Despite outsized growth in Click-and-Mortar™ shopping opportunities in Brazil during the last three years, retailers there still don’t offer 39% of the digital features consumers want.
This is just one finding from PYMNTS Intelligence’s “2024 Global Digital Shopping Index: Brazil Edition,” which was commissioned by Visa Acceptance Solutions and drew on insights from 2,200 consumers and 622 merchants to help merchants in Brazil better understand their customers.
Click-and-Mortar™ shopping refers to the methodology consumers use to buy: first checking in on digital sites to browse then showing up in-person in stores to buy, often all in one day.
PYMNTS Intelligence found that there is still a preference for physical, in-store shopping in Brazil. Just 22% of Brazilian consumers complete their purchases entirely online, despite the fact that in-store shopping there has evolved a great deal since 2020 to capitalize on the integration of digital features there. These Click-and-Mortar™ shopping experiences have gone up by 49% in Brazil since 2020, indicating consumers there are utilizing digital features to supplement their brick-and-mortar shopping experiences at a considerable clip.
Yet, PYMNTS Intelligence determined, despite this obvious hunger consumers have for digital features, merchants in the region are still operating in a digital-feature deficit. Thirty-nine percent of the features Brazil’s consumers are clamoring for, merchants simply do not provide.

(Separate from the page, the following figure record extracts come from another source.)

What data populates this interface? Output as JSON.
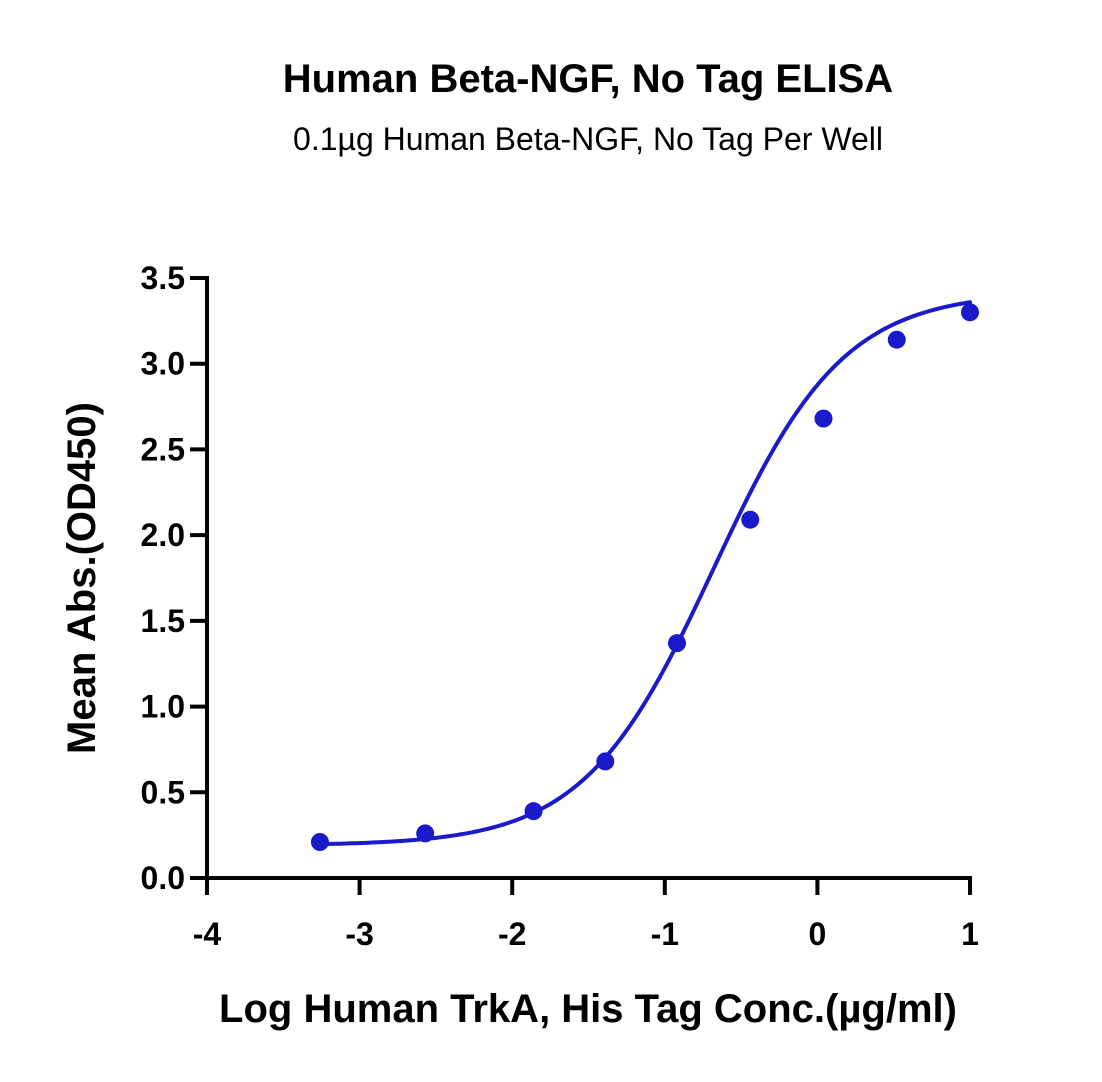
{
  "chart_data": {
    "type": "scatter",
    "title": "Human Beta-NGF, No Tag ELISA",
    "subtitle": "0.1µg Human Beta-NGF, No Tag Per Well",
    "xlabel": "Log Human TrkA, His Tag Conc.(µg/ml)",
    "ylabel": "Mean Abs.(OD450)",
    "xlim": [
      -4,
      1
    ],
    "ylim": [
      0,
      3.5
    ],
    "x_ticks": [
      -4,
      -3,
      -2,
      -1,
      0,
      1
    ],
    "x_tick_labels": [
      "-4",
      "-3",
      "-2",
      "-1",
      "0",
      "1"
    ],
    "y_ticks": [
      0,
      0.5,
      1,
      1.5,
      2,
      2.5,
      3,
      3.5
    ],
    "y_tick_labels": [
      "0.0",
      "0.5",
      "1.0",
      "1.5",
      "2.0",
      "2.5",
      "3.0",
      "3.5"
    ],
    "grid": false,
    "legend": "none",
    "series": [
      {
        "x": [
          -3.26,
          -2.57,
          -1.86,
          -1.39,
          -0.92,
          -0.44,
          0.04,
          0.52,
          1.0
        ],
        "y": [
          0.21,
          0.26,
          0.39,
          0.68,
          1.37,
          2.09,
          2.68,
          3.14,
          3.3
        ],
        "color": "#1a1acc",
        "fit": "4PL"
      }
    ]
  }
}
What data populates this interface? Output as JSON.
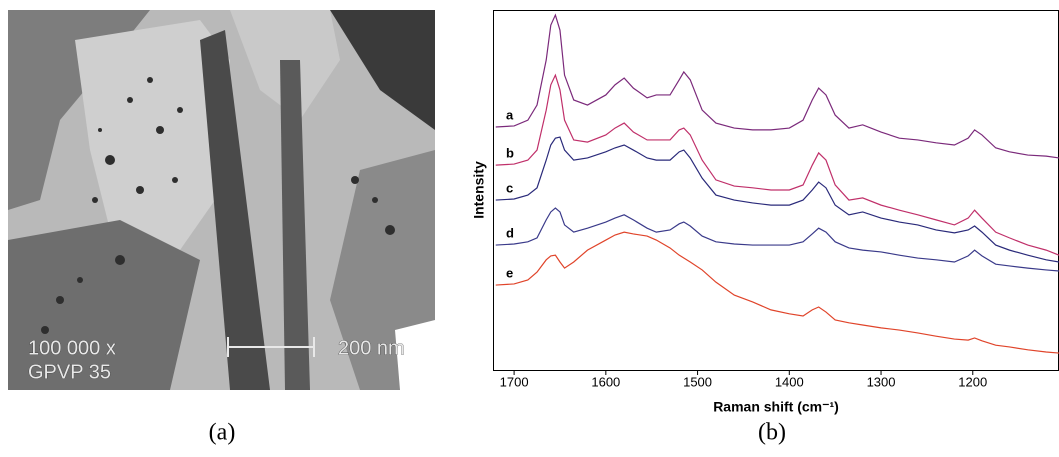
{
  "image": {
    "magnification": "100 000 x",
    "sample": "GPVP 35",
    "scale_bar": "200 nm"
  },
  "captions": [
    "(a)",
    "(b)"
  ],
  "chart_data": {
    "type": "line",
    "xlabel": "Raman shift (cm⁻¹)",
    "ylabel": "Intensity",
    "xlim": [
      1723,
      1106
    ],
    "xticks": [
      1700,
      1600,
      1500,
      1400,
      1300,
      1200
    ],
    "ylim": [
      0,
      100
    ],
    "x": [
      1720,
      1700,
      1685,
      1675,
      1665,
      1660,
      1655,
      1650,
      1645,
      1635,
      1620,
      1600,
      1590,
      1580,
      1570,
      1555,
      1545,
      1530,
      1520,
      1515,
      1508,
      1495,
      1480,
      1460,
      1440,
      1420,
      1400,
      1385,
      1375,
      1368,
      1360,
      1350,
      1335,
      1320,
      1300,
      1280,
      1260,
      1240,
      1220,
      1205,
      1198,
      1190,
      1175,
      1160,
      1140,
      1120,
      1106
    ],
    "series": [
      {
        "name": "a",
        "color": "#7b2a7b",
        "values": [
          67.5,
          67.8,
          69.4,
          73.6,
          86.1,
          95.8,
          98.6,
          94.4,
          81.9,
          75,
          73.6,
          76.4,
          79.2,
          81.1,
          78.3,
          75.6,
          76.4,
          76.4,
          80.6,
          82.8,
          80.6,
          72.2,
          68.6,
          67.2,
          66.7,
          66.7,
          67.2,
          69.4,
          75,
          78.3,
          76.4,
          70.8,
          67.2,
          68.1,
          66.1,
          64.4,
          63.9,
          63.1,
          62.5,
          64.4,
          66.7,
          65.3,
          61.7,
          60.6,
          59.7,
          59.4,
          58.9
        ]
      },
      {
        "name": "b",
        "color": "#c0306a",
        "values": [
          56.9,
          57.2,
          58.3,
          61.1,
          72.2,
          79.2,
          81.9,
          77.8,
          69.4,
          63.9,
          63.3,
          65.3,
          67.2,
          68.6,
          66.1,
          63.9,
          63.9,
          63.9,
          66.7,
          67.2,
          65.3,
          58.3,
          52.8,
          51.1,
          50.6,
          50,
          50,
          51.4,
          56.9,
          60.3,
          58.3,
          51.4,
          47.2,
          47.8,
          45.8,
          44.4,
          43.1,
          41.7,
          40.3,
          42.2,
          44.4,
          42.2,
          38.3,
          36.7,
          34.7,
          33.3,
          31.9
        ]
      },
      {
        "name": "c",
        "color": "#2a2a7a",
        "values": [
          47.2,
          47.5,
          48.6,
          50.6,
          58.3,
          62.5,
          64.4,
          64.7,
          61.1,
          58.3,
          58.9,
          60.6,
          61.7,
          62.5,
          61.1,
          58.9,
          58.3,
          58.3,
          60.6,
          61.1,
          58.9,
          53.3,
          48.6,
          47.2,
          46.4,
          45.8,
          45.8,
          47.2,
          50,
          52.2,
          50.6,
          45.8,
          43.1,
          43.9,
          42.2,
          41.1,
          40.3,
          38.9,
          38.1,
          38.9,
          40,
          38.3,
          34.7,
          33.3,
          31.9,
          30.6,
          30
        ]
      },
      {
        "name": "d",
        "color": "#3a3a8a",
        "values": [
          34.7,
          35,
          35.6,
          36.7,
          41.7,
          43.9,
          45,
          43.9,
          40.3,
          38.3,
          39.4,
          41.1,
          42.2,
          43.1,
          41.7,
          39.4,
          38.3,
          38.9,
          40.6,
          41.1,
          40,
          37.2,
          35.6,
          35,
          34.7,
          34.7,
          34.7,
          35.6,
          37.8,
          39.4,
          38.3,
          35.6,
          33.9,
          33.3,
          32.8,
          31.9,
          31.1,
          30.6,
          30,
          31.7,
          33.3,
          31.7,
          29.4,
          28.9,
          28.3,
          27.8,
          27.5
        ]
      },
      {
        "name": "e",
        "color": "#e0442a",
        "values": [
          23.6,
          23.9,
          25,
          27.2,
          30.6,
          31.7,
          31.9,
          30,
          28.3,
          30,
          33.3,
          36.1,
          37.5,
          38.3,
          37.8,
          37.2,
          36.1,
          33.9,
          31.9,
          31.1,
          30,
          27.8,
          24.4,
          20.8,
          18.9,
          16.7,
          15.6,
          15,
          16.7,
          17.5,
          16.1,
          13.9,
          13.1,
          12.5,
          11.7,
          11.1,
          10.3,
          9.4,
          8.6,
          8.3,
          8.9,
          8.1,
          6.9,
          6.4,
          5.6,
          5,
          4.7
        ]
      }
    ]
  }
}
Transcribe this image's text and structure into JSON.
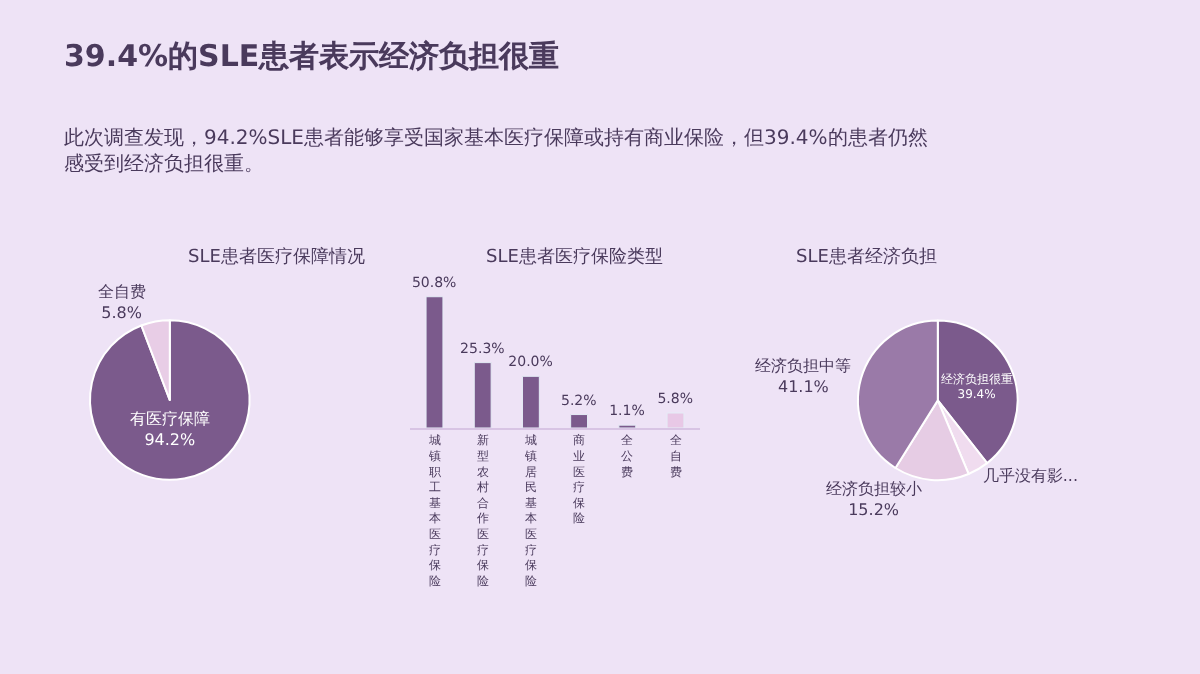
{
  "chart_data": [
    {
      "type": "other",
      "title": "39.4%的SLE患者表示经济负担很重",
      "subtitle": "此次调查发现，94.2%SLE患者能够享受国家基本医疗保障或持有商业保险，但39.4%的患者仍然感受到经济负担很重。"
    },
    {
      "type": "pie",
      "title": "SLE患者医疗保障情况",
      "categories": [
        "有医疗保障",
        "全自费"
      ],
      "values": [
        94.2,
        5.8
      ],
      "value_labels": [
        "94.2%",
        "5.8%"
      ],
      "colors": [
        "#7b5a8c",
        "#e8cde6"
      ]
    },
    {
      "type": "bar",
      "title": "SLE患者医疗保险类型",
      "categories": [
        "城镇职工基本医疗保险",
        "新型农村合作医疗保险",
        "城镇居民基本医疗保险",
        "商业医疗保险",
        "全公费",
        "全自费"
      ],
      "values": [
        50.8,
        25.3,
        20.0,
        5.2,
        1.1,
        5.8
      ],
      "value_labels": [
        "50.8%",
        "25.3%",
        "20.0%",
        "5.2%",
        "1.1%",
        "5.8%"
      ],
      "colors": [
        "#7b5a8c",
        "#7b5a8c",
        "#7b5a8c",
        "#7b5a8c",
        "#7b5a8c",
        "#e8c8e6"
      ]
    },
    {
      "type": "pie",
      "title": "SLE患者经济负担",
      "categories": [
        "经济负担很重",
        "几乎没有影...",
        "经济负担较小",
        "经济负担中等"
      ],
      "values": [
        39.4,
        4.3,
        15.2,
        41.1
      ],
      "value_labels": [
        "39.4%",
        null,
        "15.2%",
        "41.1%"
      ],
      "colors": [
        "#7b5a8c",
        "#f0dcef",
        "#e6cce4",
        "#9a7aa8"
      ]
    }
  ]
}
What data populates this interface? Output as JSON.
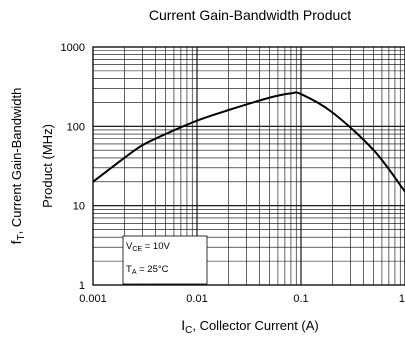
{
  "chart_data": {
    "type": "line",
    "title": "Current Gain-Bandwidth Product",
    "xlabel": {
      "main": "I",
      "sub": "C",
      "rest": ", Collector Current (A)"
    },
    "ylabel": {
      "main": "f",
      "sub": "T",
      "rest": ", Current Gain-Bandwidth",
      "line2": "Product (MHz)"
    },
    "x_scale": "log",
    "y_scale": "log",
    "xlim": [
      0.001,
      1
    ],
    "ylim": [
      1,
      1000
    ],
    "x_ticks": [
      "0.001",
      "0.01",
      "0.1",
      "1"
    ],
    "y_ticks": [
      "1",
      "10",
      "100",
      "1000"
    ],
    "grid": true,
    "series": [
      {
        "x": [
          0.001,
          0.002,
          0.003,
          0.005,
          0.01,
          0.02,
          0.05,
          0.08,
          0.1,
          0.2,
          0.5,
          1.0
        ],
        "y": [
          20,
          40,
          58,
          80,
          118,
          160,
          230,
          260,
          255,
          150,
          50,
          15
        ]
      }
    ],
    "annotations": [
      {
        "main": "V",
        "sub": "CE",
        "rest": " = 10V"
      },
      {
        "main": "T",
        "sub": "A",
        "rest": " = 25°C"
      }
    ]
  }
}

To illustrate just how open Brazilians are to the technology, consider the following exclusive PYMNTS Intelligence data that wasn’t included in the original edition of our “2024 Global Digital Shopping Index” report.
As the chart below shows, when it comes to embracing peer-to-peer (P2P) payments — where consumers send money directly to others via apps — Brazil is ahead of the curve.
Nearly 82% of consumers in Brazil send money using P2P functionality. Only India, where nine in 10 consumers use P2P technology, surpasses Brazil. (Meanwhile 51% of U.S. consumers use P2P payments and 52% of U.K. residents do the same.)
And what are Brazilians using P2P payments for? Fifty-one percent of them use P2P technology to pay for purchases from individuals, while 24% use the technology to send money to others, and 23% deploy it for gifting purposes. Meanwhile, 20% of U.S. consumers, 17% of U.K. shoppers and 24% of buyers in the United Arab Emirates pay individuals with P2P apps.
The lesson here for Brazilian merchants is to ramp up the technology they offer to ensure they are delivering on the demands of what is clearly a highly sophisticated consumer segment.